Let’s check that if I use less plays, the accuracy will drop:

>>> python3 sketch.py --num-matches=10

Connecting to cluster scheduler 172.17.0.2 with workers:
tcp://172.17.0.2:34123 8 cores
tcp://172.17.0.3:46703 8 cores
10/10 - Pending: 0, Error: 1, Completed: 9, Elapsed time: 1.03
Game run in 2.03
Skills computed in 0.05
Accuracy of the ratings: 0.8


The accuracy is still high due to the way the algorithm computes it: there is lot’s of redundant evaluations since all pairs are checked against all in O(n**2) while some ordering algorithm only require a complexity of O(n) or O(log(n)). Anyway, an accuracy of 1 indicates that the order is fully correct.

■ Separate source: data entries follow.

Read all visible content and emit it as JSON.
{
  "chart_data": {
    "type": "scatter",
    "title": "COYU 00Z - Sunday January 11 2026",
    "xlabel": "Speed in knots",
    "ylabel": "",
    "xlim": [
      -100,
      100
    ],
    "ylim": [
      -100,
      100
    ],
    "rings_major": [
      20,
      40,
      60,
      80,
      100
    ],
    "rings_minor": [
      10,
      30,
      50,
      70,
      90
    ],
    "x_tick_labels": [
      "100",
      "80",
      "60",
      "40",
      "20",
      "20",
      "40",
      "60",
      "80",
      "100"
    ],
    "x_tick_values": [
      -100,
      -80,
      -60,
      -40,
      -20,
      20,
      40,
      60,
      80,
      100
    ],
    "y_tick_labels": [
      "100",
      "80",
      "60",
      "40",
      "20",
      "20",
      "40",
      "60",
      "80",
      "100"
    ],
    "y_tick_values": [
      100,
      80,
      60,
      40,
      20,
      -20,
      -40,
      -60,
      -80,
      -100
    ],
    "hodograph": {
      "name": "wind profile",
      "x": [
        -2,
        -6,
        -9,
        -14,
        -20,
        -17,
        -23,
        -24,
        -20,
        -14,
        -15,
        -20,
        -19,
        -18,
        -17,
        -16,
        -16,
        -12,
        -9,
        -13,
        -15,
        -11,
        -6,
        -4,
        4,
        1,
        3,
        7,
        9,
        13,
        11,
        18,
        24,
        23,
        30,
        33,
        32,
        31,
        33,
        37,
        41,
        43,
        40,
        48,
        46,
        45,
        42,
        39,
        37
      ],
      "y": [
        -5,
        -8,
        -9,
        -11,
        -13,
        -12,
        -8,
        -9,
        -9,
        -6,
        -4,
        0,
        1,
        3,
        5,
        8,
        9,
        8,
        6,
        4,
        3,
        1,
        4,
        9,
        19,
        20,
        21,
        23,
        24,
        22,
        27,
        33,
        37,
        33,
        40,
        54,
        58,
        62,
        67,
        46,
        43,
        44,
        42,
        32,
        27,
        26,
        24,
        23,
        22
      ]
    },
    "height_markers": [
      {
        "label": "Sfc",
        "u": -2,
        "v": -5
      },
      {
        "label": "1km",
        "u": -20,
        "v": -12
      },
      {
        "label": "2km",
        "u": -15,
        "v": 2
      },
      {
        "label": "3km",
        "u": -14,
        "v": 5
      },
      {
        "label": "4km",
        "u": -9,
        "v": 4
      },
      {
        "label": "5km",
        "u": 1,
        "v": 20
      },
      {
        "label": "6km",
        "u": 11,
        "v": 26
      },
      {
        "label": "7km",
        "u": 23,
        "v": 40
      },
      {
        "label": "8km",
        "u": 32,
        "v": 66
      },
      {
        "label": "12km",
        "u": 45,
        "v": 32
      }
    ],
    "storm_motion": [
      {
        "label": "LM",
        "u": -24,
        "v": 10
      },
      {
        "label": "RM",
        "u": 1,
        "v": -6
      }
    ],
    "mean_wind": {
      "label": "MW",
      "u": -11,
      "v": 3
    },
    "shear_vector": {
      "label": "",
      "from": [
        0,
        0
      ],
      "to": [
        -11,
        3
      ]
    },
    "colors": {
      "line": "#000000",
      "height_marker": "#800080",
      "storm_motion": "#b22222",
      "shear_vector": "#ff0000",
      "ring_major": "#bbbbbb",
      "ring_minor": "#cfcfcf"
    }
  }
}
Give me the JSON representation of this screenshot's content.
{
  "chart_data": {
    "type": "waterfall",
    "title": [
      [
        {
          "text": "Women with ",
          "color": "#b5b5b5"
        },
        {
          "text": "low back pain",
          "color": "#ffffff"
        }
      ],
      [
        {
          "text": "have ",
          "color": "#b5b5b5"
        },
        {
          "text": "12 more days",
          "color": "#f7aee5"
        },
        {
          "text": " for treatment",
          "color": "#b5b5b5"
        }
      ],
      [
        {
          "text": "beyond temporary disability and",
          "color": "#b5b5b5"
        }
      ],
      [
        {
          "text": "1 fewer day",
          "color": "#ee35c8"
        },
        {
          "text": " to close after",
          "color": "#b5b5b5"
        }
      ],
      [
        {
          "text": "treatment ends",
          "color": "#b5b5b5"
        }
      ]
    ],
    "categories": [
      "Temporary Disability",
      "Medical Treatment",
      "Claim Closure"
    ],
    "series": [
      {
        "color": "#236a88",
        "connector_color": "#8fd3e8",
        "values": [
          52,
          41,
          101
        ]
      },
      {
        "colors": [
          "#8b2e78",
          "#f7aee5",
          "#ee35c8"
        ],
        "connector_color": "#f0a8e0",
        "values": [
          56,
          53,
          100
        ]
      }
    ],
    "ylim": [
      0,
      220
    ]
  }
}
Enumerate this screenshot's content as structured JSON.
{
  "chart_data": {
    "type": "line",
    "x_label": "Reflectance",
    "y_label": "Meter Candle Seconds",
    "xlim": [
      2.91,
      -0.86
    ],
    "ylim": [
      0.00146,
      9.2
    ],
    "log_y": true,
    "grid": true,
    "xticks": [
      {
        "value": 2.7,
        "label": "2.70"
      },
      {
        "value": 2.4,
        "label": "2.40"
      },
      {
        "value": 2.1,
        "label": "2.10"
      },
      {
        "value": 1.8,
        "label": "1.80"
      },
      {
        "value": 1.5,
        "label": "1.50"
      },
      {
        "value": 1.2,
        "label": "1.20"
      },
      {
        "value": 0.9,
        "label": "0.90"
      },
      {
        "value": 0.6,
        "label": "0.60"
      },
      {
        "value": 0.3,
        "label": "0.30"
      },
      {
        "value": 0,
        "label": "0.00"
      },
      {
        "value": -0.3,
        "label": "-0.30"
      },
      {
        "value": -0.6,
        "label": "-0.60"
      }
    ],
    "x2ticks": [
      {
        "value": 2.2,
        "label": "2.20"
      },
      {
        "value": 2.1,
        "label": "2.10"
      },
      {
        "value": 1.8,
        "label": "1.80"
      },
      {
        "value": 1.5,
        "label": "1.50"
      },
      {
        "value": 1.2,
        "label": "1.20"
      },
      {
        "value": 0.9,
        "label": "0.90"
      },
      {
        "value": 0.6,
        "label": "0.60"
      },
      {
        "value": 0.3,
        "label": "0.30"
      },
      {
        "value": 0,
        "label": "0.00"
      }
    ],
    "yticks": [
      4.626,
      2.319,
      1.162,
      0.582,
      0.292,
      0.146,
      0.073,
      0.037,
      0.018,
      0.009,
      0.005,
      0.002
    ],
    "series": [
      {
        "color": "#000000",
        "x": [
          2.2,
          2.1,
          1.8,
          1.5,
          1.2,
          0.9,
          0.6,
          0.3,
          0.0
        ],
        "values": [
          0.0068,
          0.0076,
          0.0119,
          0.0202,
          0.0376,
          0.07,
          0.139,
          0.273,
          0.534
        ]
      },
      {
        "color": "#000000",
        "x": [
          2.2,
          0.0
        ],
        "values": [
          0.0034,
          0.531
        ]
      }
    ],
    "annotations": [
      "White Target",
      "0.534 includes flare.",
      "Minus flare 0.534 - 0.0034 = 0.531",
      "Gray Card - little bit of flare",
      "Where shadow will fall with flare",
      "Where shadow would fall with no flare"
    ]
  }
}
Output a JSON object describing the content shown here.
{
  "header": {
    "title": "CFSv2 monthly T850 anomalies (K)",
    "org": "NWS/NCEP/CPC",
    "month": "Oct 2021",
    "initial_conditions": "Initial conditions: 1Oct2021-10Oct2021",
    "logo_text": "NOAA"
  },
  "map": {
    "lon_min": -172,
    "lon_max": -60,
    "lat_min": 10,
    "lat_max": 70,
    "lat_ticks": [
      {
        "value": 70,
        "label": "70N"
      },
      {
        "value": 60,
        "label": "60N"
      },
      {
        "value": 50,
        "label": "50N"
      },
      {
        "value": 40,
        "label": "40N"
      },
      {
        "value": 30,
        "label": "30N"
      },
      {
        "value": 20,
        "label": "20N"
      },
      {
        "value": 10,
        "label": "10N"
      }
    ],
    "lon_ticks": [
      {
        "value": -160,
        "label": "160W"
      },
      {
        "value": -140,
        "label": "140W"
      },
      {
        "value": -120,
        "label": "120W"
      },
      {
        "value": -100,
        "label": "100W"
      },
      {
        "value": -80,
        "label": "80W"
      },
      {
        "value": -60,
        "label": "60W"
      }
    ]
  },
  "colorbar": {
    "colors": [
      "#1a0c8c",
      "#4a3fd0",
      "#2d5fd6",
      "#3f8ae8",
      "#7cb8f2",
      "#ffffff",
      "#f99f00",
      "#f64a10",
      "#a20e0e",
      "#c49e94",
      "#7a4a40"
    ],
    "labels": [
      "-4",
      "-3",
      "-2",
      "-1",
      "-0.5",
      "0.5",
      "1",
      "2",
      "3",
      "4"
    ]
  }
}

>>> python3 sketch.py --num-matches=100

Connecting to cluster scheduler 172.17.0.2 with workers:
tcp://172.17.0.3:46703 8 cores
tcp://172.17.0.2:34123 8 cores
100/100 - Pending: 0, Error: 13, Completed: 87, Elapsed time: 0.27
Game run in 1.27
Ratings computed in 0.47
Accuracy of the ratings: 0.91


• there might be some other cases to test the distribution reliability, and this comes with experience. For example, a play that never finishes. It is possible in the check_status() method to exit after a timeout or when a certain percentage of the matches has finished.

• the reliability of the cluster is the job of Dask team

• here, I do not re-submit plays for which there has been a failure. In this case, such failures stay irrelevant, and do not disturb the final skill accuracy computation. But, in a real world setting, it is always important to understand all sources of failures because they might hide bigger problems with a huge impact on the final result.

• if Trueskill were computation costly, or agents heavy to move from one machine to another one, we could have partitionned the game, as in a real world competition, with semi-finals, finals, … and shuffling the partitions after a few matches inside each partition.

• it is not so easy to test the correctness of the implementation in another way than by implementing a test game, in particular for the tie matches. For example, after a tie game between an agent and himself, at the beginning, when its skill is 25.0, the Trueskill skill becomes 25.000000000000004 or 24.999999999999993.

For me, there are still some open questions, I’m not sure :

• how TrueSkill updates the skills in a tie game / drawn game between an agent and himself, so so I removed this case in my implementation, and

• about the behavior of Dask default distributed scheduler and the Python interpretation in the case of unresponsive tasks (sleep method or time-based algorithm). It looks like the Python interpreter has optimized the sequence of instructions of the game, and the pool of threads takes into account such unresponsive tasks. I also tested the resource limitation feature implemented in Dask, by simulating limited resource workers with dask-worker 172.17.0.2:8786 --resources "GPU=8" command line, and adding resources={'GPU': 1} to the job submission, but this did not help block and wait the scheduler. So, the only way would be to use real costly operations to emulate a heavy game.

Last but not least, it would be interesting to use the quality estimation of a game given by TrueSkill to reduce the number of matches required to estimate the skills. The more likely a match to be a drawn one, the better the match will be to update the skills.

Well done!